Reunited in the parking garage, their wagging tails indicated unbridled delight. After Benedetto, it was our first son and I who were closest to the dogs, having been with them since puppyhood. The Scotties knew we were part of their pack, while I convinced myself that they were part of ours.

“Misha, did you miss me?” I patted my bearded baby and scratched him all over, joyful tail going a mile a minute.

“Grisha, were you a good boy?” He nodded his head in response, ever eager to please.

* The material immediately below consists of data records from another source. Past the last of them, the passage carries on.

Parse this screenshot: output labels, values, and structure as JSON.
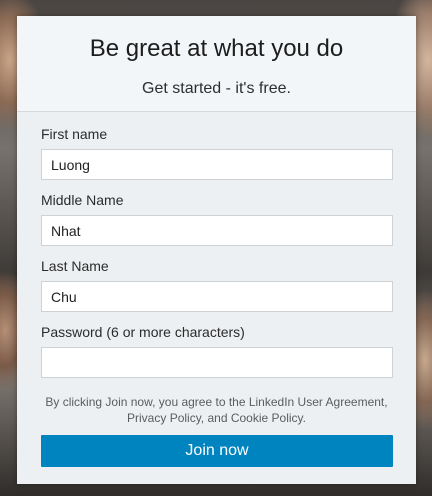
{
  "header": {
    "headline": "Be great at what you do",
    "subheadline": "Get started - it's free."
  },
  "form": {
    "fields": [
      {
        "label": "First name",
        "value": "Luong",
        "type": "text"
      },
      {
        "label": "Middle Name",
        "value": "Nhat",
        "type": "text"
      },
      {
        "label": "Last Name",
        "value": "Chu",
        "type": "text"
      },
      {
        "label": "Password (6 or more characters)",
        "value": "",
        "type": "password"
      }
    ],
    "agreement_text": "By clicking Join now, you agree to the LinkedIn User Agreement, Privacy Policy, and Cookie Policy.",
    "submit_label": "Join now"
  },
  "colors": {
    "accent": "#0084bf",
    "card_bg": "#f3f6f8",
    "body_bg": "#edf0f3"
  }
}
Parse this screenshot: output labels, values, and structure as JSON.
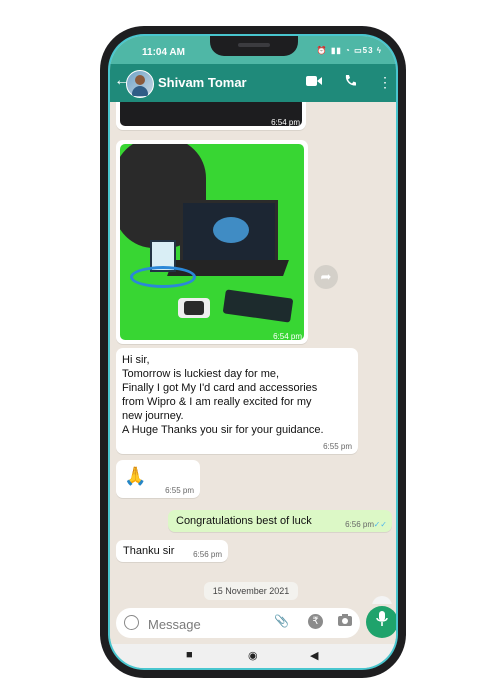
{
  "status_bar": {
    "time": "11:04 AM",
    "battery": "53",
    "icons": [
      "alarm-icon",
      "signal-icon",
      "signal-icon",
      "wifi-icon",
      "battery-icon",
      "charging-icon"
    ]
  },
  "header": {
    "contact_name": "Shivam Tomar",
    "icons": [
      "back-arrow-icon",
      "video-call-icon",
      "voice-call-icon",
      "more-options-icon"
    ]
  },
  "messages": [
    {
      "type": "image",
      "direction": "incoming",
      "time": "6:54 pm"
    },
    {
      "type": "image",
      "direction": "incoming",
      "time": "6:54 pm"
    },
    {
      "type": "text",
      "direction": "incoming",
      "text": "Hi sir,\nTomorrow is luckiest day for me,\n Finally  I got My I'd card and accessories\nfrom Wipro & I am really excited for my\nnew journey.\nA Huge Thanks you sir for your guidance.",
      "time": "6:55 pm"
    },
    {
      "type": "emoji",
      "direction": "incoming",
      "text": "🙏",
      "time": "6:55 pm"
    },
    {
      "type": "text",
      "direction": "outgoing",
      "text": "Congratulations best of luck",
      "time": "6:56 pm",
      "status": "read"
    },
    {
      "type": "text",
      "direction": "incoming",
      "text": "Thanku sir",
      "time": "6:56 pm"
    }
  ],
  "date_separator": "15 November 2021",
  "input": {
    "placeholder": "Message",
    "icons": [
      "emoji-icon",
      "attach-icon",
      "rupee-payment-icon",
      "camera-icon",
      "mic-icon"
    ]
  },
  "colors": {
    "header": "#1f8a7a",
    "statusbar": "#4fb7a6",
    "chat_bg": "#ece5dd",
    "outgoing_bubble": "#dcf8c6",
    "mic_button": "#1fa36c",
    "frame_accent": "#49c6cf"
  }
}
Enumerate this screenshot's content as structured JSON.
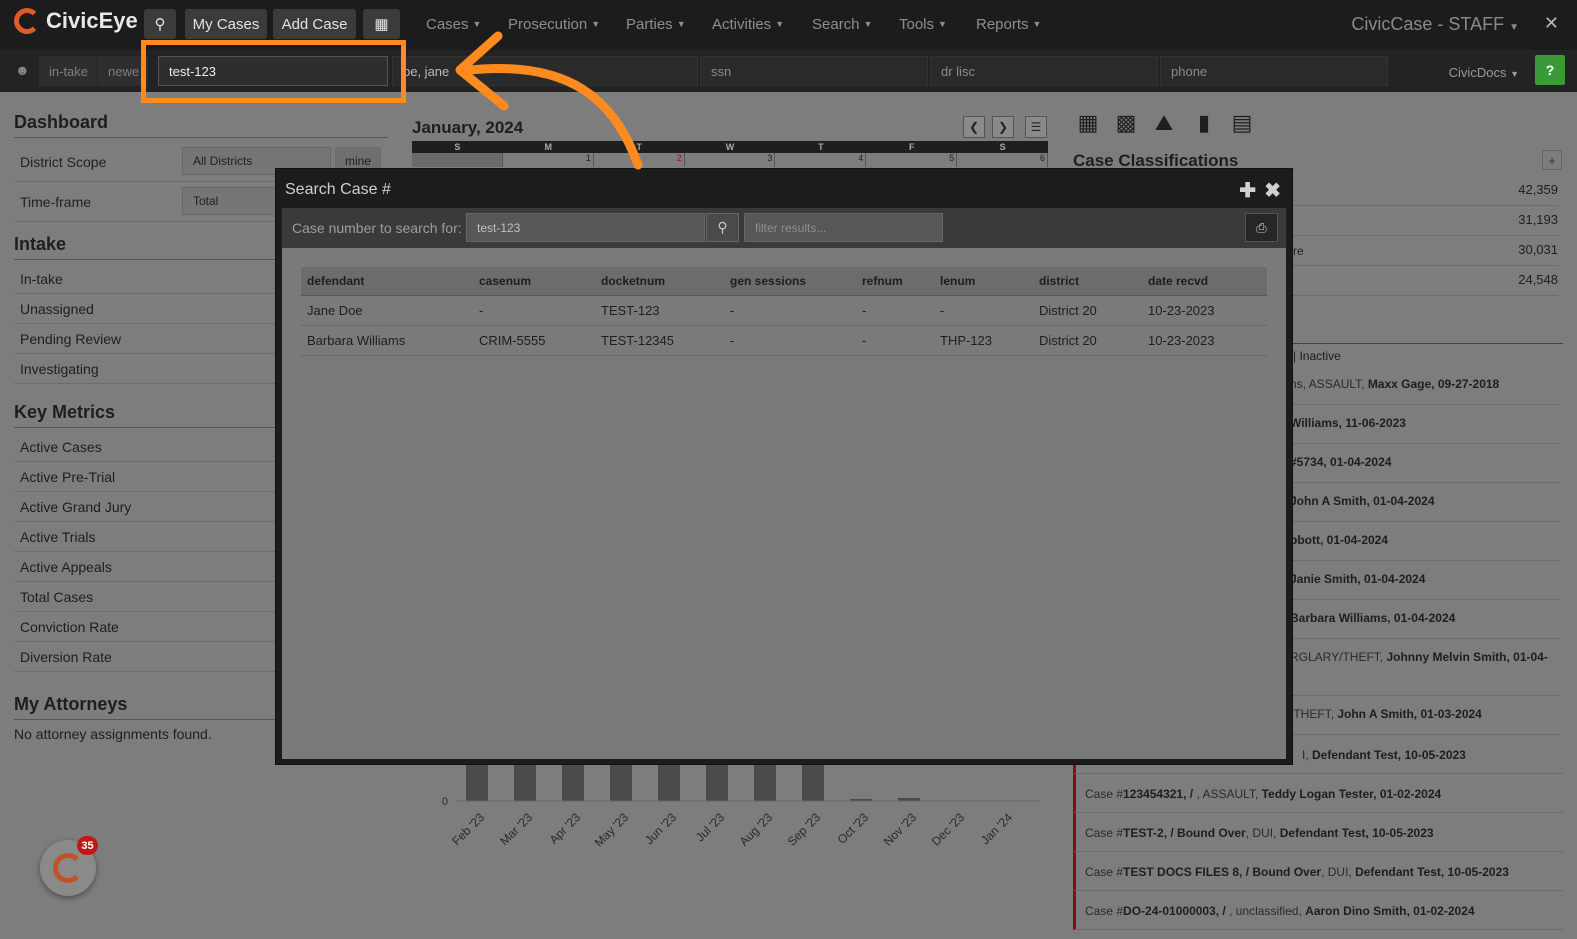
{
  "topbar": {
    "brand": "CivicEye",
    "my_cases": "My Cases",
    "add_case": "Add Case",
    "menus": [
      "Cases",
      "Prosecution",
      "Parties",
      "Activities",
      "Search",
      "Tools",
      "Reports"
    ],
    "app_title": "CivicCase - STAFF",
    "close": "✕"
  },
  "searchrow": {
    "intake": "in-take",
    "newest": "newe",
    "case_value": "test-123",
    "name_value": "pe, jane",
    "ssn_placeholder": "ssn",
    "drlisc_placeholder": "dr lisc",
    "phone_placeholder": "phone",
    "civicdocs": "CivicDocs",
    "help": "?"
  },
  "dashboard": {
    "title": "Dashboard",
    "district_scope_label": "District Scope",
    "district_scope_value": "All Districts",
    "mine": "mine",
    "timeframe_label": "Time-frame",
    "timeframe_value": "Total",
    "intake_title": "Intake",
    "intake_items": [
      "In-take",
      "Unassigned",
      "Pending Review",
      "Investigating"
    ],
    "metrics_title": "Key Metrics",
    "metrics_items": [
      "Active Cases",
      "Active Pre-Trial",
      "Active Grand Jury",
      "Active Trials",
      "Active Appeals",
      "Total Cases",
      "Conviction Rate",
      "Diversion Rate"
    ],
    "attorneys_title": "My Attorneys",
    "attorneys_empty": "No attorney assignments found."
  },
  "calendar": {
    "title": "January, 2024",
    "weekdays": [
      "S",
      "M",
      "T",
      "W",
      "T",
      "F",
      "S"
    ],
    "days": [
      "",
      "1",
      "2",
      "3",
      "4",
      "5",
      "6"
    ]
  },
  "classifications": {
    "title": "Case Classifications",
    "plus": "+",
    "counts": [
      "42,359",
      "31,193",
      "30,031",
      "24,548"
    ],
    "partial_label": "re",
    "inactive": "| Inactive"
  },
  "activity_clipped": [
    {
      "pre": "ns, ASSAULT, ",
      "bold": "Maxx Gage, 09-27-2018"
    },
    {
      "pre": "",
      "bold": "Williams, 11-06-2023"
    },
    {
      "pre": "",
      "bold": "#5734, 01-04-2024"
    },
    {
      "pre": "",
      "bold": "John A Smith, 01-04-2024"
    },
    {
      "pre": "",
      "bold": "bbott, 01-04-2024"
    },
    {
      "pre": "",
      "bold": "Janie Smith, 01-04-2024"
    },
    {
      "pre": "",
      "bold": "Barbara Williams, 01-04-2024"
    },
    {
      "pre": "RGLARY/THEFT, ",
      "bold": "Johnny Melvin Smith, 01-04-"
    },
    {
      "pre": "/THEFT, ",
      "bold": "John A Smith, 01-03-2024"
    },
    {
      "pre": "I, ",
      "bold": "Defendant Test, 10-05-2023"
    }
  ],
  "activity_full": [
    {
      "a": "Case #",
      "b": "123454321, / ",
      "c": ", ASSAULT, ",
      "d": "Teddy Logan Tester, 01-02-2024"
    },
    {
      "a": "Case #",
      "b": "TEST-2, / Bound Over",
      "c": ", DUI, ",
      "d": "Defendant Test, 10-05-2023"
    },
    {
      "a": "Case #",
      "b": "TEST DOCS FILES 8, / Bound Over",
      "c": ", DUI, ",
      "d": "Defendant Test, 10-05-2023"
    },
    {
      "a": "Case #",
      "b": "DO-24-01000003, / ",
      "c": ", unclassified, ",
      "d": "Aaron Dino Smith, 01-02-2024"
    }
  ],
  "chart_data": {
    "type": "bar",
    "categories": [
      "Feb '23",
      "Mar '23",
      "Apr '23",
      "May '23",
      "Jun '23",
      "Jul '23",
      "Aug '23",
      "Sep '23",
      "Oct '23",
      "Nov '23",
      "Dec '23",
      "Jan '24"
    ],
    "zero_label": "0"
  },
  "fab": {
    "badge": "35"
  },
  "modal": {
    "title": "Search Case #",
    "plus": "✚",
    "close": "✖",
    "label": "Case number to search for:",
    "input_value": "test-123",
    "filter_placeholder": "filter results...",
    "columns": [
      "defendant",
      "casenum",
      "docketnum",
      "gen sessions",
      "refnum",
      "lenum",
      "district",
      "date recvd"
    ],
    "rows": [
      [
        "Jane Doe",
        "-",
        "TEST-123",
        "-",
        "-",
        "-",
        "District 20",
        "10-23-2023"
      ],
      [
        "Barbara Williams",
        "CRIM-5555",
        "TEST-12345",
        "-",
        "-",
        "THP-123",
        "District 20",
        "10-23-2023"
      ]
    ]
  },
  "colors": {
    "highlight": "#ff8a1f",
    "accent_red": "#8a0d0d",
    "help_green": "#3a9a3a"
  }
}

During the whole, three-hour drive home (of course we couldn’t originate in our own major metropolitan area with three international airports of our own, that would be too simple), Misha plunks down on top of me, sighing, moaning, letting out puffs of air as if to say, “All is well.” Grisha does the same on top of Petya’s lap, content in the knowledge that we are all together again, and life is right. The big guys hold onto us, late into the night, and we hold onto them.

I come home and pass out from sleeping all of one hour or so over several continents and the course of 24 hours. Plus, the day before we left from abroad, we logged one hour’s sleep the night before leaving. There were definite deficits to deal with.

In the middle of the night, I hear someone plunk down at my feet, and there is Misha, lumbering in to find his place of contentment. Several hours later, Grisha’s harness tags jingle near the bedroom door as he peeks in to make sure we’re there.

No, it’s not a dream: we’re all together, safe and sound. Life is good.